Ann Rheum Dis 63:483-488 doi:10.1136/ard.2003.009225
  • Extended report

T cells, fibroblast-like synoviocytes, and granzyme B+ cytotoxic cells are associated with joint damage in patients with recent onset rheumatoid arthritis

  1. M C Kraan1,
  2. J J Haringman1,
  3. H Weedon2,
  4. E C Barg1,
  5. M D Smith2,
  6. M J Ahern2,
  7. T J M Smeets1,
  8. F C Breedveld3,
  9. P P Tak1
  1. 1Division of Clinical Immunology and Rheumatology, Department of Internal Medicine, Academic Medical Centre/University of Amsterdam, Amsterdam, The Netherlands
  2. 2Department of Rheumatology, Repatriation General Hospital, Adelaide, South Australia
  3. 3Department of Rheumatology, Leiden University Medical Centre, Leiden, The Netherlands
  1. Correspondence to:
    Dr P P Tak
    Division of Clinical Immunology and Rheumatology, Department of Internal Medicine, University of Amsterdam/Academic Medical Centre, Meibergdreef 9, 1105 AZ Amsterdam, The Netherlands;
  • Accepted 4 June 2003


Objective: To determine immunohistological markers in synovial tissue of patients with early rheumatoid arthritis (RA) which are associated with unfavourable disease outcome.

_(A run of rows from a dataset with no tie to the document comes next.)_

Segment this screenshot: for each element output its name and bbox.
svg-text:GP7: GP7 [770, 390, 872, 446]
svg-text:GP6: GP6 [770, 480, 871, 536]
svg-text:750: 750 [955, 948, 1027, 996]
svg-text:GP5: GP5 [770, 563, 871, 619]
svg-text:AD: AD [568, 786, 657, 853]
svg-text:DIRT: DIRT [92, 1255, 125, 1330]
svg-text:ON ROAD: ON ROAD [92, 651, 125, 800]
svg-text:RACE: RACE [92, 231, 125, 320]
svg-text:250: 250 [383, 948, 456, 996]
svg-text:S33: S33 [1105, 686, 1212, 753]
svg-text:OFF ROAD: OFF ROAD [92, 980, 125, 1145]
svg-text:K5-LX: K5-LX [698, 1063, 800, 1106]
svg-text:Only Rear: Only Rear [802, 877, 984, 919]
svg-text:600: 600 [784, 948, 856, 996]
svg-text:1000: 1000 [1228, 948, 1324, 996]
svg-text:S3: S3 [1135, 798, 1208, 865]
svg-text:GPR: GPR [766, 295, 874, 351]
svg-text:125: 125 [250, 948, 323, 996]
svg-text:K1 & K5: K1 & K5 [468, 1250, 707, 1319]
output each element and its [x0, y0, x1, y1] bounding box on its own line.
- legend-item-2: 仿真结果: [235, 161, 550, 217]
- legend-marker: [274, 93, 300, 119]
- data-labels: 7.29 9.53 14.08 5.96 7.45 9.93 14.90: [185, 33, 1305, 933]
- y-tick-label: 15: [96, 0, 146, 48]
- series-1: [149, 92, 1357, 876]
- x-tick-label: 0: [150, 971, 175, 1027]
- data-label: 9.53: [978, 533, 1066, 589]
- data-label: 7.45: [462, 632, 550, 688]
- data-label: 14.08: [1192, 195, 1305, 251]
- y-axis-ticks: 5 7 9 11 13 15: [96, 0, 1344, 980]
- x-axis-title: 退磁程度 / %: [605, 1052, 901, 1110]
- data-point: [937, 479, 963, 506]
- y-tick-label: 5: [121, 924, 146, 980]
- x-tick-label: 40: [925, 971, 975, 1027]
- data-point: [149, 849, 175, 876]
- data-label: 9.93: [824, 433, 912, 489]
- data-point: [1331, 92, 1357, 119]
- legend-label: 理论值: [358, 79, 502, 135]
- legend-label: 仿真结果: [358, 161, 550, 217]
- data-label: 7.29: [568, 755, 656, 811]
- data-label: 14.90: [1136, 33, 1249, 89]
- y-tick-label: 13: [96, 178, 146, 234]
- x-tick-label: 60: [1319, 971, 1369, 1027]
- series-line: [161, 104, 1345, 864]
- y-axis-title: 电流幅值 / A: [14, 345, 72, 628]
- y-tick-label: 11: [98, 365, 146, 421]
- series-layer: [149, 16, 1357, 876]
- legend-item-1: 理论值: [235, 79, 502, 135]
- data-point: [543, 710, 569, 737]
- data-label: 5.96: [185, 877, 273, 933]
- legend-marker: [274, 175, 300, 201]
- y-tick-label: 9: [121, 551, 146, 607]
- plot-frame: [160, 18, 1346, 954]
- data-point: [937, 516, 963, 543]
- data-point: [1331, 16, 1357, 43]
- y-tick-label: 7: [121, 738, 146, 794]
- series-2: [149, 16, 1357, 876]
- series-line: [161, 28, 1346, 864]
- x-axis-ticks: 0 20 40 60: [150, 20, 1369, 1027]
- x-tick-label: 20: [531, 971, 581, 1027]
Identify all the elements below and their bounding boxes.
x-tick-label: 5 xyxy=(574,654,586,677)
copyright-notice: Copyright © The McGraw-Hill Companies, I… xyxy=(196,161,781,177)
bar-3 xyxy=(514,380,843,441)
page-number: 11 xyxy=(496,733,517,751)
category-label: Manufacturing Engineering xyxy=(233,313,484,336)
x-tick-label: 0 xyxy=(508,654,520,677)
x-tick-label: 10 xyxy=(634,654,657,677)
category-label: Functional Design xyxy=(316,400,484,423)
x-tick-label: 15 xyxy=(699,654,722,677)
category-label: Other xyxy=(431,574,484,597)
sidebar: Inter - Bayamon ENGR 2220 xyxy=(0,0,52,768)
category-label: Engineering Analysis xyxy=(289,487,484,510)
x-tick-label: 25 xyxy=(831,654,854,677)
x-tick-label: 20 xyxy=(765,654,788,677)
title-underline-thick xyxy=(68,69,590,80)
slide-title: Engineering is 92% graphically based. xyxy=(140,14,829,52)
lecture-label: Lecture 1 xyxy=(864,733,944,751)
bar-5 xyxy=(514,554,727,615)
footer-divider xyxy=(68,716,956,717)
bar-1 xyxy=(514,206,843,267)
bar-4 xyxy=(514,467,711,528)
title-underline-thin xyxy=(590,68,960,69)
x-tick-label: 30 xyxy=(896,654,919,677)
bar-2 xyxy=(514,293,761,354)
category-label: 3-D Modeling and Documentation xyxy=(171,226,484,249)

Methods: Synovial tissue was obtained from 36 patients with RA within 1 year after the initial symptoms and before starting disease modifying antirheumatic drug treatment. Clinical, laboratory, and radiological assessments (Larsen score) were performed at the time of the biopsy and at the end of follow up (mean 58 months, range 38–72). Immunohistological analysis was performed to detect T cells, B cells, plasma cells, fibroblast-like synoviocytes (FLS), macrophages, and granzyme B+ cytotoxic cells. The sections were evaluated by digital image analysis.

Results: Patients were divided into two groups based upon the radiological progression per year of follow up: group I with mild progression (n = 20; Larsen <2 points/year); group II with more severe progression (n = 16; Larsen ⩾2 points/year). Regression analysis with a univariate model showed that the numbers of granzyme B+ cytotoxic cells (relative risk (RR) = 12, p = 0.003), T cells (RR = 11, p = 0.013), and FLS (RR = 10, p = 0.020) discriminated between groups I and II. A multivariate model demonstrated that the numbers of T cells (RR = 1.2, p = 0.015) and FLS (RR = 1.4, p = 0.013) were independent discriminators between groups I and II.

Conclusion: The numbers of granzyme B+ cytotoxic cells, T cells, and FLS in synovial tissue of patients with RA are related to the severity of joint damage. The data suggest a pathogenetic role for these cells in the process of joint damage.